Exportwerte stehen in Japan unter Druck

Auch heute müssen die asiatischen Märkte Verluste hinnehmen. Der Nikkei verliert knapp 0,8 Prozent. Vor der Fortsetzung der Berichtssaison halten sich die Anleger zurück.

HB HONGKONG. In Fernost geht es weiter abwärts: Die asiatischen Börsen habenmehrheitlich tiefer tendiert. Die Anleger in Fernost hielten sich Händlern zufolge auch deshalb zurück, weil sie zunächst die Fortsetzung der Berichtssaison in den USA abwarten wollten. Ein schwächerer Dollar belastete in Japan Exportwerte, half aber Rohstofftiteln auf die Sprünge.

In Tokio verlor der 225 Werte umfassende Nikkei-Index 0,8 Prozent auf 10 764 Punkte. Der breiter gefasste Topix-Index schloss ebenfalls 0,8 Prozent im Minus bei 949 Zählern. Auch die Aktienmärkte in Südkorea, Hongkong und Singapur notierten schwächer. Die Börse in Taiwan verzeichnete ebenfalls Abschläge. Ein Mitglied der dortigen Notenbank hatte angekündigt, die Zinsen für Übernachtgeld anzuheben, um die riesige Liquidität am Markt im Zaum zu halten. Lediglich der chinesische Leitindex zeigte sich etwas freundlicher. Dort zogen vor allem die Titel von Handelskonzernen wegen der besseren Aussichten der chinesischen Exportwirtschaft an.

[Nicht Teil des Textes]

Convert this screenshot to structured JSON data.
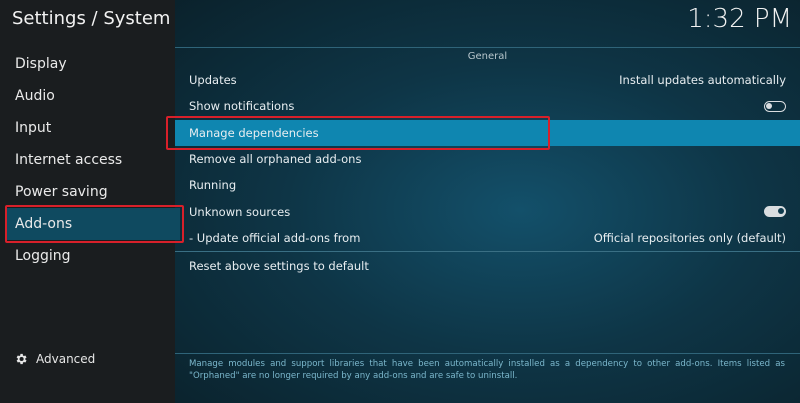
{
  "header": {
    "title": "Settings / System",
    "clock": "1:32 PM"
  },
  "sidebar": {
    "items": [
      {
        "label": "Display"
      },
      {
        "label": "Audio"
      },
      {
        "label": "Input"
      },
      {
        "label": "Internet access"
      },
      {
        "label": "Power saving"
      },
      {
        "label": "Add-ons",
        "active": true
      },
      {
        "label": "Logging"
      }
    ],
    "advanced_label": "Advanced",
    "advanced_icon": "gear-icon"
  },
  "panel": {
    "section_title": "General",
    "rows": [
      {
        "label": "Updates",
        "value": "Install updates automatically"
      },
      {
        "label": "Show notifications",
        "toggle": "off"
      },
      {
        "label": "Manage dependencies",
        "focused": true
      },
      {
        "label": "Remove all orphaned add-ons"
      },
      {
        "label": "Running"
      },
      {
        "label": "Unknown sources",
        "toggle": "on"
      },
      {
        "label": "- Update official add-ons from",
        "value": "Official repositories only (default)"
      }
    ],
    "reset_label": "Reset above settings to default",
    "help_text": "Manage modules and support libraries that have been automatically installed as a dependency to other add-ons. Items listed as \"Orphaned\" are no longer required by any add-ons and are safe to uninstall."
  },
  "colors": {
    "focus": "#0f86b0",
    "highlight_outline": "#d8202a",
    "sidebar_bg": "#1a1d1f"
  }
}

Mit Spannung wurden am Markt die Unternehmensergebnisse aus den USA erwartet. "Die Investoren müssen vor den Quartalszahlen vorsichtig sein", sagte Yutaka Miura von Mizuho Securities in Tokio. In vielen Fällen seien gute Ergebnisse schon eingepreist worden, was zu Gewinnmitnahmen nach der Veröffentlichung geführt habe. In dieser Woche werden unter anderem Zahlen von IBM und Google erwartet. Am Montag waren die Börsen in New York wegen eines Feiertags geschlossen.

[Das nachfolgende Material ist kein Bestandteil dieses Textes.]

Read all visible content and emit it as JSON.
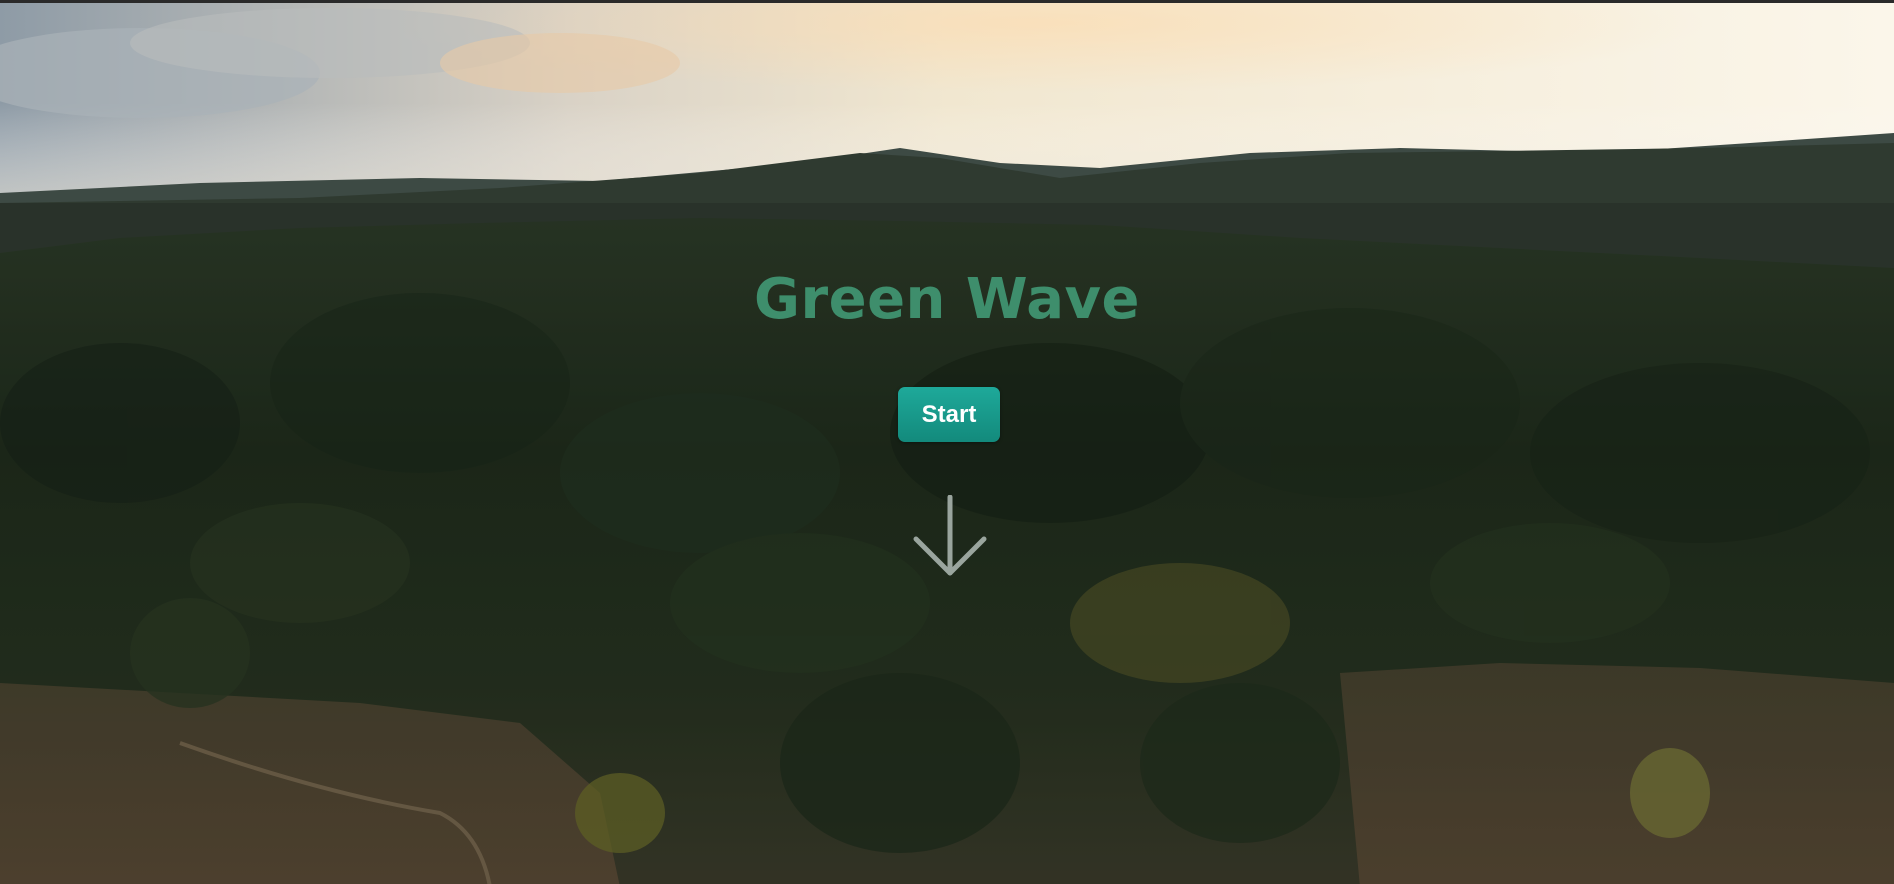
{
  "hero": {
    "title": "Green Wave",
    "start_label": "Start",
    "scroll_icon": "arrow-down-icon"
  },
  "colors": {
    "title": "#3e8e6c",
    "button": "#1ea99a",
    "button_text": "#ffffff",
    "arrow": "#9aa59e"
  }
}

In Japan hatte die Kreisen zufolge kurz bevorstehende Insolvenz von Japan Airlines nur wenig Auswirkungen am Markt, da die Papiere der Fluglinie bereits in der vergangenen Woche massiv an Wert eingebüßt hatten und am Dienstag umgerechnet nur rund vier Eurocent kosteten. Der stärkere Yen drückte in Tokio Exporttitel wie die der Kamerahersteller Canon und Nikon, die um 1,4 Prozent und 1,2 Prozent nachgaben. Deren südkoreanischer Rivale Samsung gab bekannt, seinen Anteil auf dem hart umkämpften Markt für Kompaktkameras bis Ende des Jahres um drei Prozent auf 15 Prozent erhöhen zu wollen. Die Papiere von Samsung Digital Imaging sanken um 2,1 Prozent, die Anteilsscheine des Mutterkonzerns um 2,4 Prozent.

Der Euro fiel in Fernost gegenüber dem britischen Pfund auf ein Vier-Monats-Tief. Händler erklärten, die Sorgen über die griechischen Staatsfinanzen hätten sich nach dem Treffen der Eurogruppe am Montag in Brüssel etwas gelegt.

Ein Euro wurde gegenüber der US-Währung mit 1,4395 Dollar nach 1,4380 Dollar im späten US-Handel höher bewertet. Der Dollar wurde mit 90,51 Yen gehandelt nach 90,74 Yen.